Jeotermal kaynaklar, küresel elektrik talebinin 140 katını karşılayabiliyor

Jeotermal enerjinin en önemli avantajlarından birini de sürekli elektrik üretimi ve enerji depolama kapasitesi ile öne çıkması oluşturuyor. Sürekli bir enerji kaynağı olduğu için jeotermal santraller, günün her saati ve yılın her günü maksimum kapasiteyle çalışabiliyor. Örneğin 2023 yılında, küresel jeotermal kapasitenin ortalama kullanım oranı yüzde 75’in üzerinde gerçekleşirken, bu oran rüzgâr enerjisinde yüzde 30’un, güneş enerjisinde ise yüzde 15’in altında kaldı.

Jeotermal kaynaklar, küresel elektrik talebinin 140 katını karşılayabilecek bir kapasite sunuyor. Jeotermal enerjinin potansiyeli, daha derinlerdeki yüksek sıcaklık kaynaklarına erişim sağlandıkça da artış gösteriyor. Yeni sondaj teknolojileri sayesinde, 3 km’nin altındaki derinliklerdeki kaynaklara erişim sağlanarak neredeyse tüm ülkelerde jeotermal potansiyel açığa çıkarılabiliyor. 8 km’nin altındaki derinliklerdeki ısı kaynakları kullanıldığında ise yaklaşık 600 TW’lık jeotermal kapasite elde edilebiliyor ve bu santraller 25 yıl boyunca işletilebiliyor.

Jeotermal kaynaklara yatırım 2,5 trilyon doları aşabilir

Hükümetler, enerji sağlayıcıları ile petrol ve gaz şirketleri, jeotermal enerjiye yatırım fırsatları aramaya devam ediyor. Eğer  yeni nesil jeotermal teknolojilerde büyük maliyet düşüşleri sağlanabilirse, bu alandaki toplam yatırımların 2035 yılına kadar 1 trilyon ABD dolarına, 2050 yılına kadar ise 2,5 trilyon ABD dolarına ulaşabileceği öngörülüyor. Rapor, jeotermal enerjiye yıllık yatırım miktarının, mevcut durumda kara tipi rüzgâr enerjisine yapılan küresel yatırımları bile aşarak 140 milyar ABD doları seviyesine ulaşabileceğini belirtiyor.

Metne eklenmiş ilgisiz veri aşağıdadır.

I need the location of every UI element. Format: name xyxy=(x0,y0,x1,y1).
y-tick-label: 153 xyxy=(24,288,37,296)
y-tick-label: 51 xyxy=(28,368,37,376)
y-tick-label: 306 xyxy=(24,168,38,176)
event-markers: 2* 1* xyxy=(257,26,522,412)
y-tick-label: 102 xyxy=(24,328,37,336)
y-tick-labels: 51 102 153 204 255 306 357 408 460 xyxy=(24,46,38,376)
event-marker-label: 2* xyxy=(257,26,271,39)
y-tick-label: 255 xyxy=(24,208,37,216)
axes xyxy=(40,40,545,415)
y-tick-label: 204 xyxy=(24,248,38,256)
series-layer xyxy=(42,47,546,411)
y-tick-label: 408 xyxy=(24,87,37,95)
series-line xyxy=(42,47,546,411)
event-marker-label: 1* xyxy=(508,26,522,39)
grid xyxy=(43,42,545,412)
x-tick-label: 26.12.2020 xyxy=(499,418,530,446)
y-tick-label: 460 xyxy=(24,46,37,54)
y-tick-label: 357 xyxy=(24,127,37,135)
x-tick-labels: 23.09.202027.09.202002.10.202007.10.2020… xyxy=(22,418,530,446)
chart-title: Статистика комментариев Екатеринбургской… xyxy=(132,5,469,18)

Jeotermal enerji, soğutma sistemlerinden elektrikli araçlara ve veri merkezlerine kadar artan küresel elektrik talebini karşılamak için önemli bir potansiyel taşıyor. Jeotermal enerji, kömürle çalışan enerji santrallerinden uzaklaşmayı hedefleyen Çin, Hindistan ve Güneydoğu Asya gibi bölgeler için değerli bir alternatif olarak öne çıkıyor. Çin, Amerika Birleşik Devletleri ve Hindistan, gelecek nesil jeotermal elektrikte en büyük pazar potansiyeline sahip konumda yer alıyor ve bu üç ülke küresel toplamın dörtte üçünü oluşturuyor.

Jeotermal enerjinin yaygınlaşması için politika desteği gerekiyor

Rapor, jeotermal enerji projelerinde maliyetlerin düşürülmesi için politika desteğinin önemini vurguluyor. Doğru destekle, jeotermal enerji maliyetlerinin 2035 yılına kadar yüzde 80 oranında düşebileceği tahmin ediliyor. Bu maliyet düşüşü, jeotermal enerjiyi hidro, nükleer ve biyoenerjiyle rekabet edebilir bir seviyeye taşıyabiliyor.

Öte yandan jeotermal projelerin devreye alınması için gereken sürenin, bürokratik süreçler nedeniyle on yılı bulabileceği düşünülüyor. Bu nedenle, hükümetlerin izin süreçlerini basitleştirmesi ve çevresel standartları koruyarak proje geliştirmeyi hızlandırması kritik önem taşıyor.

Günümüzde jeotermal sektöründe yaklaşık 145 bin kişi istihdam ediliyor ve bu sayının on yıl içinde 1 milyona çıkması bekleniyor. Ancak sektörde yeterli sayıda nitelikli iş gücünün bulunmaması da önemli bir sorun olarak öne çıkıyor. Bu sorunu çözmek için üniversite programları, çıraklık eğitimleri ve uluslararası eğitim merkezlerine destek sağlanması gerekiyor.